We take pride in jumping classes because we are excelling too well, but in the long run is it profitable?  Are we getting the education or just passing through? We are not getting a lasting quality in my opinion, its okay if u beg to differ, but this is what I feel.
Am I saying we are less educated? Far from it. We still have genius minds doing great things. I am talking about a working and lasting system for the average mind, the one that excels at assessments in school but can’t hold a conversation about it the next school term. The need to be over and done with something must not replace the desire to actually know the subject matter.
A certain wise person once said, : “its not about how fast, but how well.”



4 thoughts on “Need for Speed

  1. God bless you dear. I have pondered on this very issue for several years but just didn’t know how to tackle it. I am not so good in writing wither so I waited for someone who shared the same view to bring it to the attention of others.
    These days, things are more about result than they are about process which places more pressure in people to do whatever it takes to get the result, no matter how unconventional or haphazard it becomes. This has created a society today (In Nigeria at least) with a lot of highly qualifies illiterates. Its a problem now because the decay is beginning to manifest itself in almost every facet of our lives. From incompetent engineers causing planes to crash to the half baked doctors and health workers that contribute to the high mortality and low life expectancy currently plaguing the nation and guess what? It’s going to be a lot worse in the future. The current generation have adopted the “Hustle” mentality which is being promoted by contemporary music and media as a solution to life. There is also a very heavy emphasis on hyper fashion and the imitation of high class lifestyles. These kids want to fly before walking. However, I am still convinced that in such situations, there would always be exceptions to the rule and great individuals would always emerge from even the worst of scenarios. The only worry is that a country made up of 70% Half Baked graduates would pass on at most 60% of the Half they managed to get which laves the preceding generation with about 25% of the “real juice”.
    God help us.
    NB: I didn’t have time to proof read. All grammatical and typographical errors should be assumed to be as a result of my Half-baked education.
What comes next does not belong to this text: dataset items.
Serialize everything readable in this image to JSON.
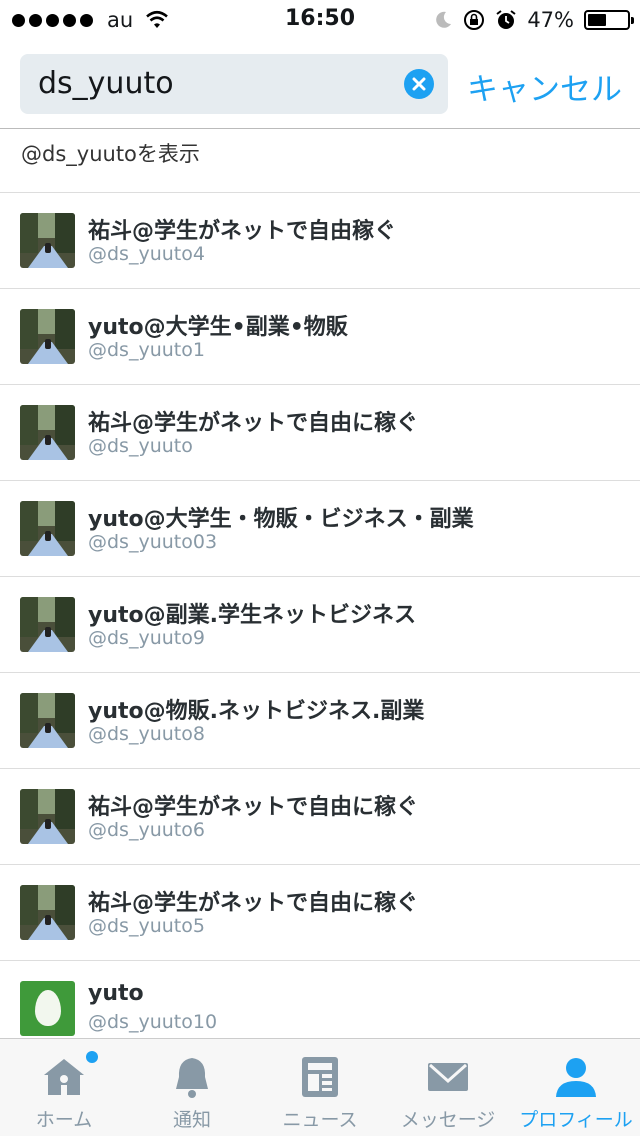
{
  "status_bar": {
    "carrier": "au",
    "time": "16:50",
    "battery_percent_label": "47%",
    "battery_level": 0.47
  },
  "search": {
    "query": "ds_yuuto",
    "cancel_label": "キャンセル",
    "show_handle_label": "@ds_yuutoを表示",
    "accent_color": "#1da1f2"
  },
  "results": [
    {
      "name": "祐斗@学生がネットで自由稼ぐ",
      "handle": "@ds_yuuto4",
      "avatar": "photo"
    },
    {
      "name": "yuto@大学生•副業•物販",
      "handle": "@ds_yuuto1",
      "avatar": "photo"
    },
    {
      "name": "祐斗@学生がネットで自由に稼ぐ",
      "handle": "@ds_yuuto",
      "avatar": "photo"
    },
    {
      "name": "yuto@大学生・物販・ビジネス・副業",
      "handle": "@ds_yuuto03",
      "avatar": "photo"
    },
    {
      "name": "yuto@副業.学生ネットビジネス",
      "handle": "@ds_yuuto9",
      "avatar": "photo"
    },
    {
      "name": "yuto@物販.ネットビジネス.副業",
      "handle": "@ds_yuuto8",
      "avatar": "photo"
    },
    {
      "name": "祐斗@学生がネットで自由に稼ぐ",
      "handle": "@ds_yuuto6",
      "avatar": "photo"
    },
    {
      "name": "祐斗@学生がネットで自由に稼ぐ",
      "handle": "@ds_yuuto5",
      "avatar": "photo"
    },
    {
      "name": "yuto",
      "handle": "@ds_yuuto10",
      "avatar": "egg"
    }
  ],
  "tab_bar": {
    "tabs": [
      {
        "label": "ホーム",
        "icon": "home-icon",
        "active": false
      },
      {
        "label": "通知",
        "icon": "bell-icon",
        "active": false
      },
      {
        "label": "ニュース",
        "icon": "news-icon",
        "active": false
      },
      {
        "label": "メッセージ",
        "icon": "envelope-icon",
        "active": false
      },
      {
        "label": "プロフィール",
        "icon": "person-icon",
        "active": true
      }
    ]
  }
}
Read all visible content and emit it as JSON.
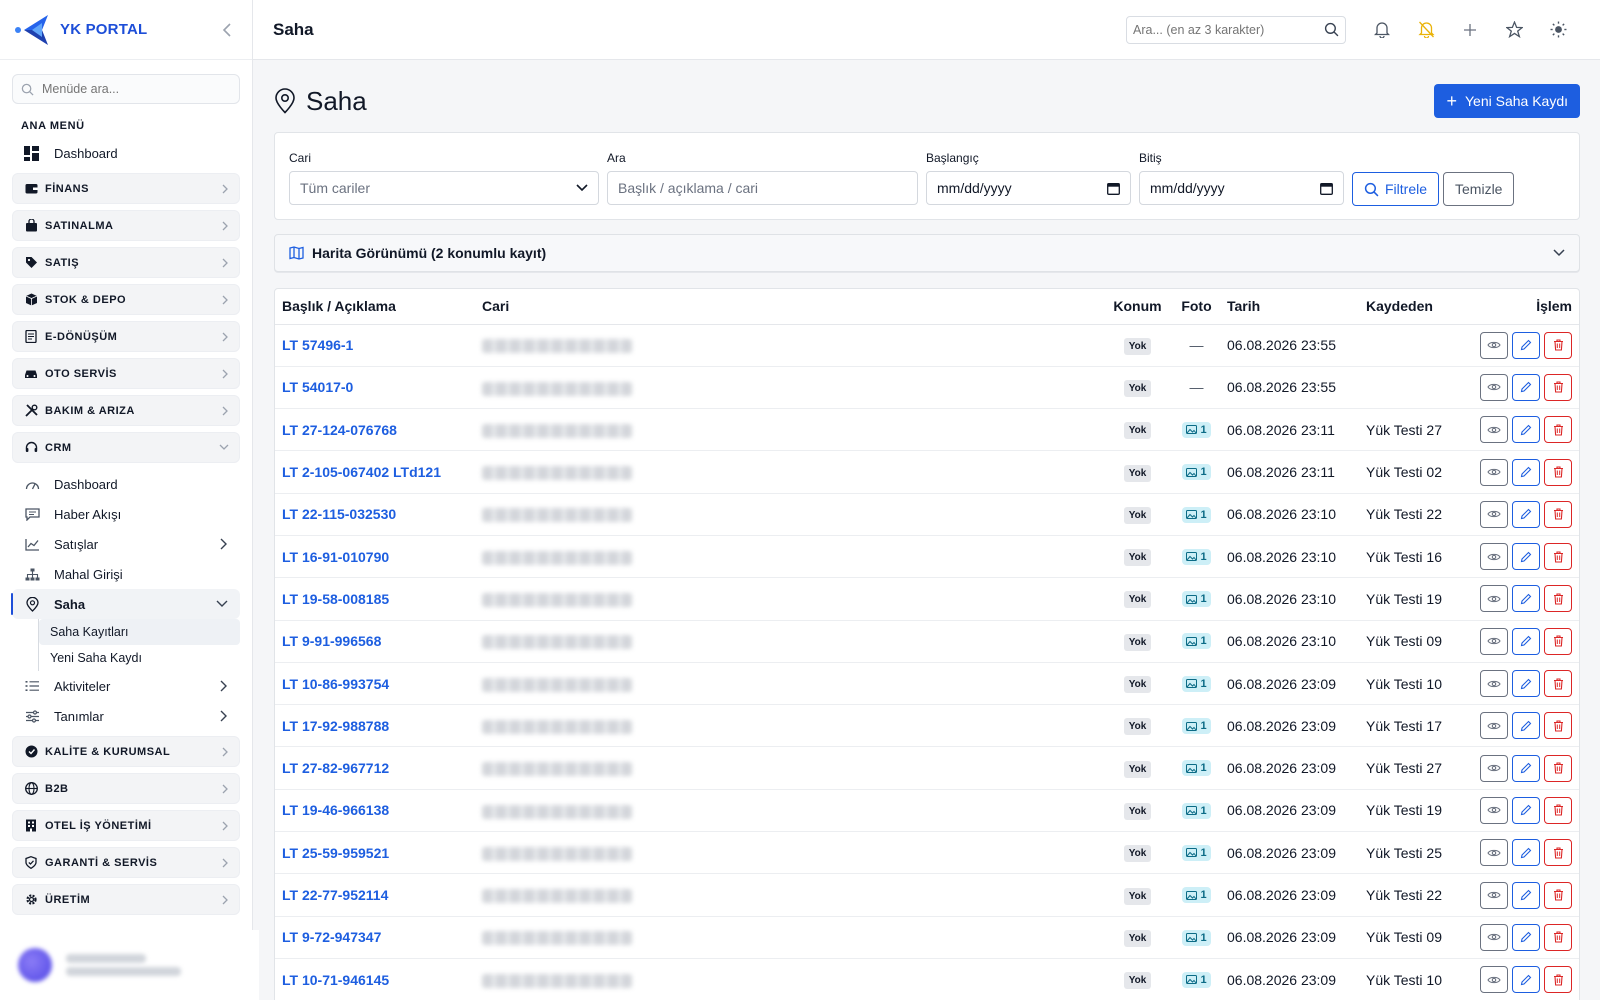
{
  "brand": {
    "name": "YK PORTAL"
  },
  "sidebar": {
    "search_placeholder": "Menüde ara...",
    "section_label": "ANA MENÜ",
    "dashboard_label": "Dashboard",
    "groups_top": [
      {
        "label": "FİNANS",
        "icon": "wallet-icon"
      },
      {
        "label": "SATINALMA",
        "icon": "bag-icon"
      },
      {
        "label": "SATIŞ",
        "icon": "tag-icon"
      },
      {
        "label": "STOK & DEPO",
        "icon": "box-icon"
      },
      {
        "label": "E-DÖNÜŞÜM",
        "icon": "doc-icon"
      },
      {
        "label": "OTO SERVİS",
        "icon": "car-icon"
      },
      {
        "label": "BAKIM & ARIZA",
        "icon": "tools-icon"
      },
      {
        "label": "CRM",
        "icon": "headset-icon"
      }
    ],
    "crm_items": [
      {
        "label": "Dashboard",
        "icon": "gauge-icon"
      },
      {
        "label": "Haber Akışı",
        "icon": "chat-icon"
      },
      {
        "label": "Satışlar",
        "icon": "chart-line-icon"
      },
      {
        "label": "Mahal Girişi",
        "icon": "sitemap-icon"
      },
      {
        "label": "Saha",
        "icon": "location-pin-icon"
      }
    ],
    "saha_sub": [
      {
        "label": "Saha Kayıtları"
      },
      {
        "label": "Yeni Saha Kaydı"
      }
    ],
    "crm_items_after": [
      {
        "label": "Aktiviteler",
        "icon": "list-icon"
      },
      {
        "label": "Tanımlar",
        "icon": "sliders-icon"
      }
    ],
    "groups_bottom": [
      {
        "label": "KALİTE & KURUMSAL",
        "icon": "award-icon"
      },
      {
        "label": "B2B",
        "icon": "globe-icon"
      },
      {
        "label": "OTEL İŞ YÖNETİMİ",
        "icon": "building-icon"
      },
      {
        "label": "GARANTİ & SERVİS",
        "icon": "shield-icon"
      },
      {
        "label": "ÜRETİM",
        "icon": "gear-icon"
      }
    ]
  },
  "topbar": {
    "title": "Saha",
    "search_placeholder": "Ara... (en az 3 karakter)"
  },
  "page": {
    "title": "Saha",
    "new_button": "Yeni Saha Kaydı"
  },
  "filters": {
    "cari_label": "Cari",
    "cari_value": "Tüm cariler",
    "ara_label": "Ara",
    "ara_placeholder": "Başlık / açıklama / cari",
    "start_label": "Başlangıç",
    "start_value": "mm/dd/yyyy",
    "end_label": "Bitiş",
    "end_value": "mm/dd/yyyy",
    "filter_button": "Filtrele",
    "clear_button": "Temizle"
  },
  "map": {
    "label": "Harita Görünümü (2 konumlu kayıt)"
  },
  "table": {
    "columns": [
      "Başlık / Açıklama",
      "Cari",
      "Konum",
      "Foto",
      "Tarih",
      "Kaydeden",
      "İşlem"
    ],
    "rows": [
      {
        "title": "LT 57496-1",
        "konum": "Yok",
        "foto": "—",
        "tarih": "06.08.2026 23:55",
        "kaydeden": ""
      },
      {
        "title": "LT 54017-0",
        "konum": "Yok",
        "foto": "—",
        "tarih": "06.08.2026 23:55",
        "kaydeden": ""
      },
      {
        "title": "LT 27-124-076768",
        "konum": "Yok",
        "foto": "1",
        "tarih": "06.08.2026 23:11",
        "kaydeden": "Yük Testi 27"
      },
      {
        "title": "LT 2-105-067402 LTd121",
        "konum": "Yok",
        "foto": "1",
        "tarih": "06.08.2026 23:11",
        "kaydeden": "Yük Testi 02"
      },
      {
        "title": "LT 22-115-032530",
        "konum": "Yok",
        "foto": "1",
        "tarih": "06.08.2026 23:10",
        "kaydeden": "Yük Testi 22"
      },
      {
        "title": "LT 16-91-010790",
        "konum": "Yok",
        "foto": "1",
        "tarih": "06.08.2026 23:10",
        "kaydeden": "Yük Testi 16"
      },
      {
        "title": "LT 19-58-008185",
        "konum": "Yok",
        "foto": "1",
        "tarih": "06.08.2026 23:10",
        "kaydeden": "Yük Testi 19"
      },
      {
        "title": "LT 9-91-996568",
        "konum": "Yok",
        "foto": "1",
        "tarih": "06.08.2026 23:10",
        "kaydeden": "Yük Testi 09"
      },
      {
        "title": "LT 10-86-993754",
        "konum": "Yok",
        "foto": "1",
        "tarih": "06.08.2026 23:09",
        "kaydeden": "Yük Testi 10"
      },
      {
        "title": "LT 17-92-988788",
        "konum": "Yok",
        "foto": "1",
        "tarih": "06.08.2026 23:09",
        "kaydeden": "Yük Testi 17"
      },
      {
        "title": "LT 27-82-967712",
        "konum": "Yok",
        "foto": "1",
        "tarih": "06.08.2026 23:09",
        "kaydeden": "Yük Testi 27"
      },
      {
        "title": "LT 19-46-966138",
        "konum": "Yok",
        "foto": "1",
        "tarih": "06.08.2026 23:09",
        "kaydeden": "Yük Testi 19"
      },
      {
        "title": "LT 25-59-959521",
        "konum": "Yok",
        "foto": "1",
        "tarih": "06.08.2026 23:09",
        "kaydeden": "Yük Testi 25"
      },
      {
        "title": "LT 22-77-952114",
        "konum": "Yok",
        "foto": "1",
        "tarih": "06.08.2026 23:09",
        "kaydeden": "Yük Testi 22"
      },
      {
        "title": "LT 9-72-947347",
        "konum": "Yok",
        "foto": "1",
        "tarih": "06.08.2026 23:09",
        "kaydeden": "Yük Testi 09"
      },
      {
        "title": "LT 10-71-946145",
        "konum": "Yok",
        "foto": "1",
        "tarih": "06.08.2026 23:09",
        "kaydeden": "Yük Testi 10"
      }
    ]
  },
  "colors": {
    "primary": "#1d5ee0",
    "danger": "#dc2626",
    "info_bg": "#cdeff7"
  }
}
  2. Yet another masterpiece! The truth you reveal here is not only peculiar to education but cuts across every aspect of our daily lives and living. The get-rich-quick syndrome is a classic example. We tend to focus on the endpoint while neglecting the process. The preoccupation with what we to want achieve without understanding the ‘how’ often leads to unsustainable gains or even more sadly doom. Well-done!
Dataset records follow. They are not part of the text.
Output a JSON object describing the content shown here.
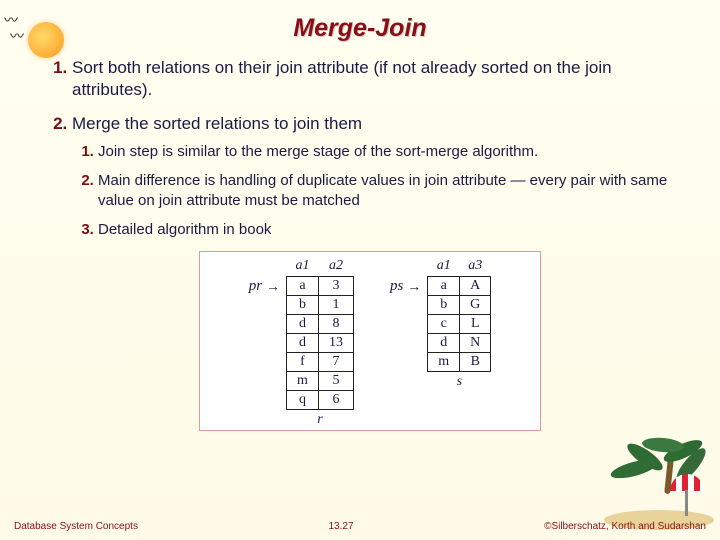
{
  "title": "Merge-Join",
  "bullets": {
    "b1": "Sort both relations on their join attribute (if not already sorted on the join attributes).",
    "b2": "Merge the sorted relations to join them",
    "sub": {
      "s1": "Join step is similar to the merge stage of the sort-merge algorithm.",
      "s2": "Main difference is handling of duplicate values in join attribute — every pair with same value on join attribute must be matched",
      "s3": "Detailed algorithm in book"
    }
  },
  "diagram": {
    "ptr_left": "pr",
    "ptr_right": "ps",
    "arrow": "→",
    "left": {
      "headers": [
        "a1",
        "a2"
      ],
      "rows": [
        [
          "a",
          "3"
        ],
        [
          "b",
          "1"
        ],
        [
          "d",
          "8"
        ],
        [
          "d",
          "13"
        ],
        [
          "f",
          "7"
        ],
        [
          "m",
          "5"
        ],
        [
          "q",
          "6"
        ]
      ],
      "label": "r"
    },
    "right": {
      "headers": [
        "a1",
        "a3"
      ],
      "rows": [
        [
          "a",
          "A"
        ],
        [
          "b",
          "G"
        ],
        [
          "c",
          "L"
        ],
        [
          "d",
          "N"
        ],
        [
          "m",
          "B"
        ]
      ],
      "label": "s"
    }
  },
  "footer": {
    "left": "Database System Concepts",
    "center": "13.27",
    "right": "©Silberschatz, Korth and Sudarshan"
  }
}
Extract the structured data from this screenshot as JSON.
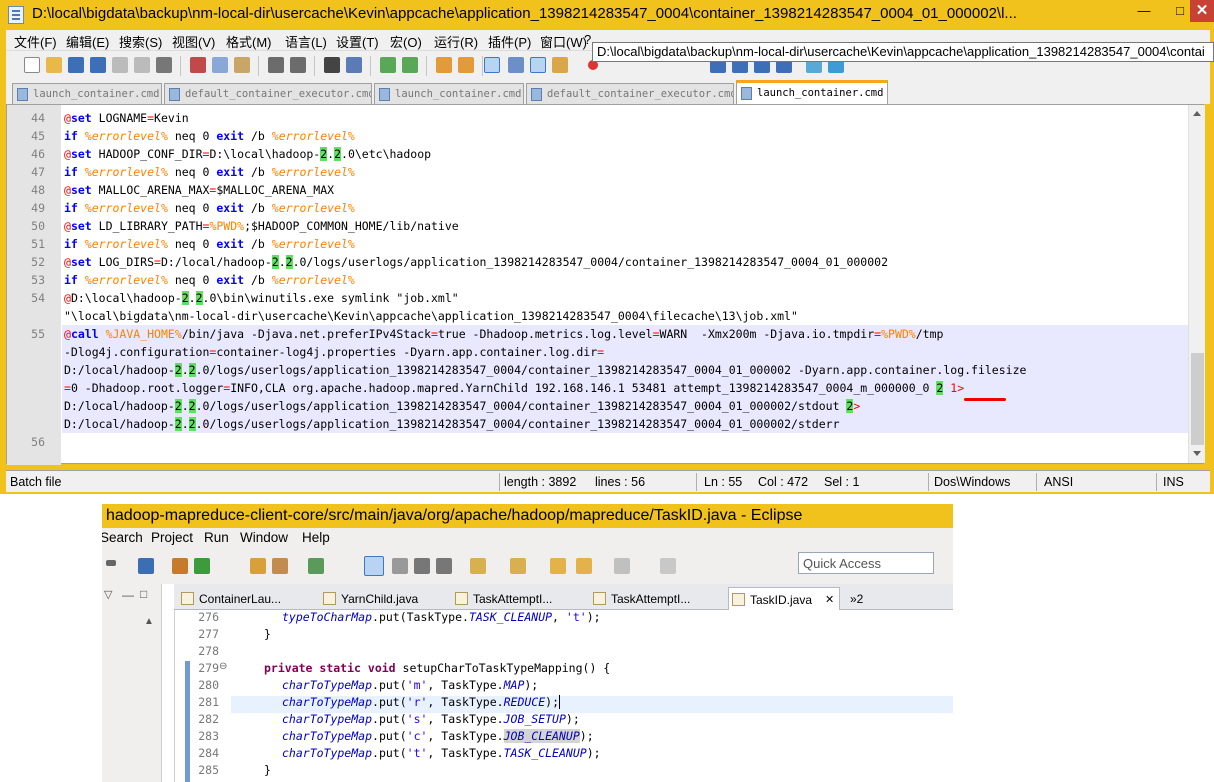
{
  "npp": {
    "title": "D:\\local\\bigdata\\backup\\nm-local-dir\\usercache\\Kevin\\appcache\\application_1398214283547_0004\\container_1398214283547_0004_01_000002\\l...",
    "window_buttons": {
      "minimize": "—",
      "maximize": "□",
      "close": "✕"
    },
    "menu": [
      "文件(F)",
      "编辑(E)",
      "搜索(S)",
      "视图(V)",
      "格式(M)",
      "语言(L)",
      "设置(T)",
      "宏(O)",
      "运行(R)",
      "插件(P)",
      "窗口(W)",
      "?"
    ],
    "tooltip": "D:\\local\\bigdata\\backup\\nm-local-dir\\usercache\\Kevin\\appcache\\application_1398214283547_0004\\contai",
    "tabs": [
      "launch_container.cmd",
      "default_container_executor.cmd",
      "launch_container.cmd",
      "default_container_executor.cmd",
      "launch_container.cmd"
    ],
    "line_numbers": [
      "44",
      "45",
      "46",
      "47",
      "48",
      "49",
      "50",
      "51",
      "52",
      "53",
      "54",
      "55",
      "56"
    ],
    "status": {
      "type": "Batch file",
      "length": "length : 3892",
      "lines": "lines : 56",
      "ln": "Ln : 55",
      "col": "Col : 472",
      "sel": "Sel : 1",
      "eol": "Dos\\Windows",
      "encoding": "ANSI",
      "mode": "INS"
    }
  },
  "eclipse": {
    "title": "hadoop-mapreduce-client-core/src/main/java/org/apache/hadoop/mapreduce/TaskID.java - Eclipse",
    "menu": [
      "Search",
      "Project",
      "Run",
      "Window",
      "Help"
    ],
    "quick_access_placeholder": "Quick Access",
    "tabs": [
      "ContainerLau...",
      "YarnChild.java",
      "TaskAttemptI...",
      "TaskAttemptI...",
      "TaskID.java",
      "»2"
    ],
    "line_numbers": [
      "276",
      "277",
      "278",
      "279",
      "280",
      "281",
      "282",
      "283",
      "284",
      "285"
    ],
    "code": [
      "typeToCharMap.put(TaskType.TASK_CLEANUP, 't');",
      "}",
      "",
      "private static void setupCharToTaskTypeMapping() {",
      "charToTypeMap.put('m', TaskType.MAP);",
      "charToTypeMap.put('r', TaskType.REDUCE);",
      "charToTypeMap.put('s', TaskType.JOB_SETUP);",
      "charToTypeMap.put('c', TaskType.JOB_CLEANUP);",
      "charToTypeMap.put('t', TaskType.TASK_CLEANUP);",
      "}"
    ]
  },
  "colors": {
    "title_bar": "#f1c21b",
    "highlight_line": "#e8e8ff",
    "keyword_blue": "#0000ff",
    "var_orange": "#ff8000",
    "brace_match": "#5fe05f",
    "red_underline": "#e00000"
  }
}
  3. This is a very interesting/important topic. I’m glad I read it. The only issue I have with it is that I think it’s too short (or maybe I enjoyed reading it and expected it to be a longer write-up). Speed instead of quality? That’s something we should all think seriously about cos it might just get worse. Good read.
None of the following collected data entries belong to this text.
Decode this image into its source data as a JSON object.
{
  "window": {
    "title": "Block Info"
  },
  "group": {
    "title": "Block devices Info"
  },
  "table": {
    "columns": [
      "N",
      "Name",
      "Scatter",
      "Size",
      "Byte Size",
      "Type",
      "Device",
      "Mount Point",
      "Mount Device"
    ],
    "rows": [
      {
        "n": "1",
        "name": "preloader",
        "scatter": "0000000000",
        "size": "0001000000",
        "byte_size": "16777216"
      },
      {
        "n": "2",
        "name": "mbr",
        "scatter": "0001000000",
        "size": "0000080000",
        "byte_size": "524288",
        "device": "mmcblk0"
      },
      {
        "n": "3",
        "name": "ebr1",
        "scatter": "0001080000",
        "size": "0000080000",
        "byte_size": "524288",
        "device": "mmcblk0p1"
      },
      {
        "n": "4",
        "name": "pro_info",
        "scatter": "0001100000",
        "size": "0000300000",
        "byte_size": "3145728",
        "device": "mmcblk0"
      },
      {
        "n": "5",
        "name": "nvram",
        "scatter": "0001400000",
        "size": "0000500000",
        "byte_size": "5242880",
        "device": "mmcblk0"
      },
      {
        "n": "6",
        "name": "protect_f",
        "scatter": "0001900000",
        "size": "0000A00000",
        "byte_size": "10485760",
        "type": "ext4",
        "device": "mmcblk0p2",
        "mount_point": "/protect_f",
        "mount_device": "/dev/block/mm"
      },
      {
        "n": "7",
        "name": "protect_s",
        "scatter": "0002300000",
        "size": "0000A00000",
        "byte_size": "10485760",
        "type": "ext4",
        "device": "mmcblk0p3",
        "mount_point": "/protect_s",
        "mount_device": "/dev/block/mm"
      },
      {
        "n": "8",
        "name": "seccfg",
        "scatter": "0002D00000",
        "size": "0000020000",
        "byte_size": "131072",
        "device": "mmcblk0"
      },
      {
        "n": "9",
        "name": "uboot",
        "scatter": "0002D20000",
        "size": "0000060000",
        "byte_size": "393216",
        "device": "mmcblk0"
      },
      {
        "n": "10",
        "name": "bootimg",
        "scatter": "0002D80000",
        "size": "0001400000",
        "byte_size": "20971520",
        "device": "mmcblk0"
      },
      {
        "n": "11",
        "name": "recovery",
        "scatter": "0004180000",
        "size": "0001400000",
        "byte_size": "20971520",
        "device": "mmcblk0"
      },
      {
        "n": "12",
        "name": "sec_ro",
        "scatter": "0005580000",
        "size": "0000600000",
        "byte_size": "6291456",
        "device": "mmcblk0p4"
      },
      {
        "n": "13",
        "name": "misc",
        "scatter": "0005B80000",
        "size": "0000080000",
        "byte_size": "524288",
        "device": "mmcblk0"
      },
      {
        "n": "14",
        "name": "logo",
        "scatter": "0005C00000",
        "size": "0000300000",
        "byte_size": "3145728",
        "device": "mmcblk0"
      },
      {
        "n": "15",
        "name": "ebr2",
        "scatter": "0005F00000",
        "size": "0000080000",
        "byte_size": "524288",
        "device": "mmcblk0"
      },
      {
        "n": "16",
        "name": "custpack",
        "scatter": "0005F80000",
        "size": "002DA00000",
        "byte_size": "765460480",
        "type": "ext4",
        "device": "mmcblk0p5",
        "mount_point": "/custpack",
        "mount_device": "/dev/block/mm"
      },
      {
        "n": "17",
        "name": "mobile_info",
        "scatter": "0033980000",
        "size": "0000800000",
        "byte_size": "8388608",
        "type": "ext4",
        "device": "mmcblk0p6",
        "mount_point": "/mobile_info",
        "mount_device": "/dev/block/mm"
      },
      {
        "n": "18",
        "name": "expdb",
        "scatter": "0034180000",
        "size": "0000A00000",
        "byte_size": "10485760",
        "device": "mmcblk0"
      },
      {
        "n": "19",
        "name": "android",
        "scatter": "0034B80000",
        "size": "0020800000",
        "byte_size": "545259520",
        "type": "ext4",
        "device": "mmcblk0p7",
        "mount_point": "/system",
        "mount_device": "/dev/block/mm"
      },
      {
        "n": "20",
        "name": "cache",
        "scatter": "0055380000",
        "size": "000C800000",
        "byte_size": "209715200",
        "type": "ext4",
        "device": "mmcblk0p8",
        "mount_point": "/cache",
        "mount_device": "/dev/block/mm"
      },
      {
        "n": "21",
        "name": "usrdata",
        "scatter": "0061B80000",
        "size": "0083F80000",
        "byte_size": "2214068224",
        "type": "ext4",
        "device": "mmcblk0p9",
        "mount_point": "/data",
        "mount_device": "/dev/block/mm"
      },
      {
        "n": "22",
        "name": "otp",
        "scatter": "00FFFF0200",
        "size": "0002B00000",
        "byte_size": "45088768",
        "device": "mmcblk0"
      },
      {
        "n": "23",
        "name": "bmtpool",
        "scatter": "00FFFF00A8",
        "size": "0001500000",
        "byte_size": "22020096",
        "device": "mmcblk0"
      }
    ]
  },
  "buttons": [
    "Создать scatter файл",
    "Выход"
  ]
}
  4. Very brief and insightful piece, im tempted to digress and shower praise on ejay *smiles* but on the real these are the realities of our generation. Ppl amass degrees they knw nothing about wtout thought of its usefullness to the society. Its always “unto the next one”. Ejay u certainly struck ur mark, id have to thank ur uncle for letting u pick a bit of his brain nd experience, dont stop doing that. U rock gurl.